Redaksi.co PASANGKAYU : Sengketa lahan seluas kurang lebih 10 hektare di Dusun Sambolo, Desa Martasari, Kecamatan Pasangkayu, Kabupaten Pasangkayu, kian memanas. Lahan yang selama ini dikuasai dan dikelola oleh Abdul Karim U alias Pak Kembar disebut telah memiliki rumah serta ratusan pohon kelapa sawit yang berdiri di atas objek tersebut.
Menurut keterangan pihak Abdul Karim U, lahan tersebut telah lama dikelola tanpa persoalan berarti. Namun belakangan, muncul dugaan adanya upaya penyerobotan yang bahkan disebut telah mencapai lokasi rumah yang berada di dalam kawasan tersebut.

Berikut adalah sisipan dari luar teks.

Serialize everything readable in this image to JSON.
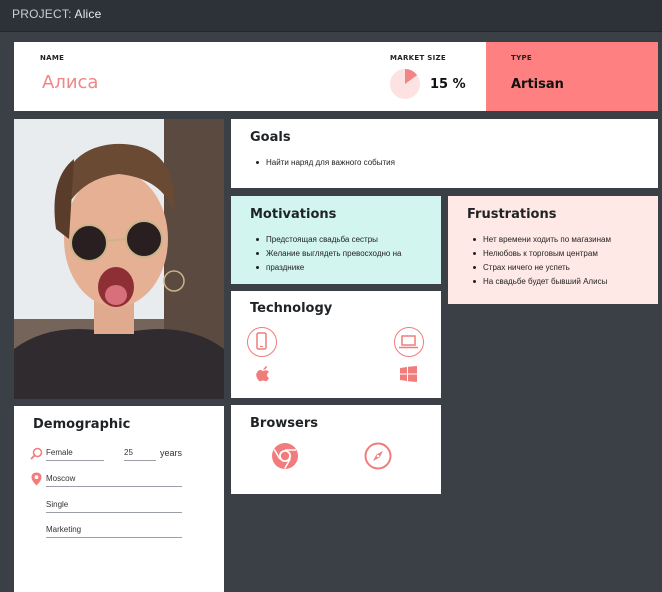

Pihak Abdul Karim U menilai tindakan tersebut menunjukkan itikad yang tidak baik dan diduga mengabaikan batas-batas yang telah disepakati di lapangan.
Mereka juga mengungkapkan bahwa aktivitas di lokasi dilakukan oleh pekerja atau buruh tani yang diduga bekerja atas arahan Abdul Latif bersama anaknya, Ilham. Para pekerja disebut mengaku menjalankan pekerjaan atas perintah seseorang bernama Hamzah.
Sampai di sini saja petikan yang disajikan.